UNICEF Genel Direktörü Catherine Russell’ın ve DSÖ Genel Direktörü Dr. Tedros Adhanom Ghebreyesus’un Dünya Emzirme Haftası ile ilgili ortak açıklaması
NEW YORK/CENEVRE, 1 Ağustos 2022 – “Küresel krizler milyonlarca bebeğin ve çocuğun sağlığını ve beslenmesini tehdit etmeye devam ederken, hayata mümkün olan en iyi başlangıcı sağlayan anne sütünün yaşamsal önemi her zamankinden daha kritik.
“UNICEF ve DSÖ, bu yıl Emzirme için Harekete Geçin: Eğit ve Destekle temasıyla düzenlenen Dünya Emzirme Haftası’nda hükümetleri, özellikle acil durumlarda yaşayan en savunmasız ailelere yönelik emzirme politikalarını ve programlarını sürdürmek, teşvik etmek ve desteklemek için daha fazla kaynak ayırmaya çağırıyor.

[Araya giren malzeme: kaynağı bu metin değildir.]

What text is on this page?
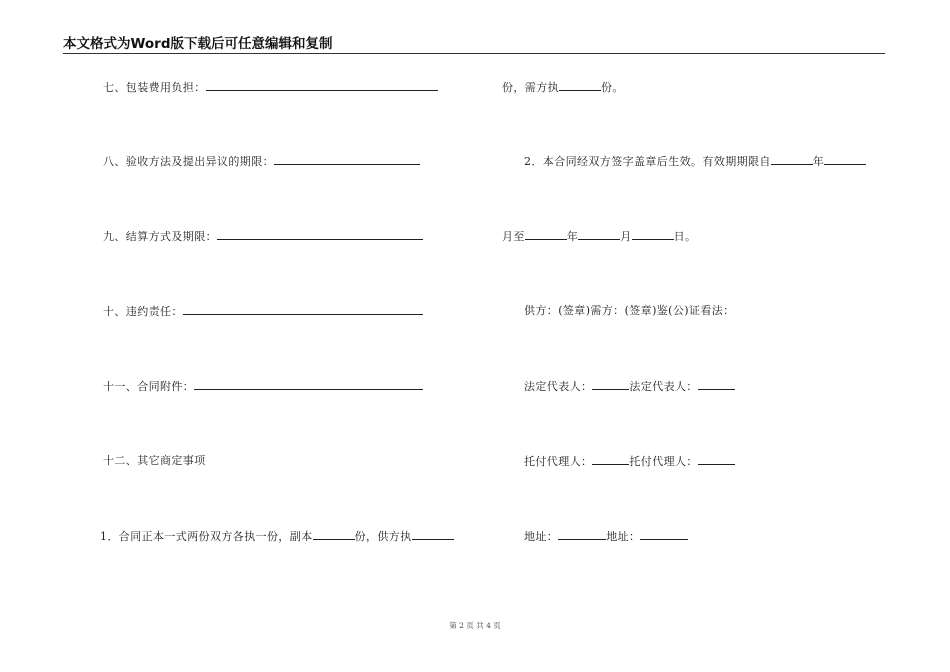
本文格式为Word版下载后可任意编辑和复制
七、包装费用负担：
八、验收方法及提出异议的期限：
九、结算方式及期限：
十、违约责任：
十一、合同附件：
十二、其它商定事项
1．合同正本一式两份双方各执一份，副本	份，供方执
份，需方执	份。
2．本合同经双方签字盖章后生效。有效期期限自	年
月至	年	月	日。
供方：(签章)需方：(签章)鉴(公)证看法：
法定代表人：	法定代表人：
托付代理人：	托付代理人：
地址：	地址：
第 2 页 共 4 页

“Afganistan, Yemen, Ukrayna, Afrika Boynuzu ve Sahel de dahil olmak üzere acil durum koşullarında emzirme, bebekler ve küçük çocuklar için güvenli, besleyici ve erişilebilir bir gıda kaynağı sağlıyor. Hastalıklar ve aşırı zayıflık sorunu da dahil çocukların karşı karşıya kaldığı kötü beslenme durumları için güçlü bir savunma hattı oluşturuyor.
“Anne sütü aynı zamanda bebekler için ilk aşı işlevi görerek onları yaygın çocukluk hastalıklarından da koruyor.
“Bununla birlikte annelerin acil durumlarda yaşadığı duygusal sıkıntı, fiziksel yorgunluk, alan ve mahremiyetten yoksunluk ve kötü sanitasyon koşulları, birçok bebeğin, hayatta kalmalarına yardımcı olan emzirmenin faydalarından mahrum kalmasına neden oluyor.
“Yeni doğan bebeklerin yarısından daha azı hayatlarının ilk bir saatinde anne sütüyle beslenebiliyor ve bu da onları hastalıklara ve ölüme karşı daha savunmasız hale geitiriyor. Bebeklerin sadece yüzde 44’ü hayatlarının ilk altı ayında sadece anne sütüyle besleniyor ki bu oran, Dünya Sağlık Asamblesi’nin 2025 yılına kadar koyduğu yüzde 50 hedefinin altında.
“Doğal ve sürdürülebilir ilk gıda sistemi olan emzirmenin devam ettirilmesi, teşvik edilmesi ve desteklenmesi yalnızca gezegenimizi korumak amacıyla değil, aynı zamanda milyonlarca bebeğin hayatta kalması, büyümesi ve gelişmesi için her zamankinden daha önemli.
“UNICEF ve DSÖ, bu nedenle hükümetlere, bağışçılara, sivil topluma ve özel sektöre aşağıdaki eylemleri gerçekleştirme yönündeki çabalarını arttırmaları için çağrıda bulunuyor:
- Özellikle kırılgan ve gıda güvenliğinin olmadığı koşullarda, emzirmeye yönelik destek politikaları ve programları için yatırıma öncelik vermek.
- Annelerin bebeklerini anne sütüyle besleyebilmelerini sağlamak üzere verilecek nitelikli danışmanlık ve uygulama desteği hizmetleri için sağlık ve beslenme alanında çalışanları donanımlı hale getirmek.
- İnsani yardım ortamları da dahil olmak üzere, Anne Sütü Yerine Kullanılabilecek Ürünlerin Pazarlanmasına İlişkin Uluslararası Yönetmelik’in tam olarak benimsenip uygulanmasını sağlayarak, bakım verenleri ve sağlık çalışanlarını mama endüstrisinin etik olmayan pazarlama yöntemlerinden korumak.
- Annelere emzirmek için ihtiyaç duydukları zaman, alan ve desteği sağlayan aile dostu politikaları hayata geçirmek.”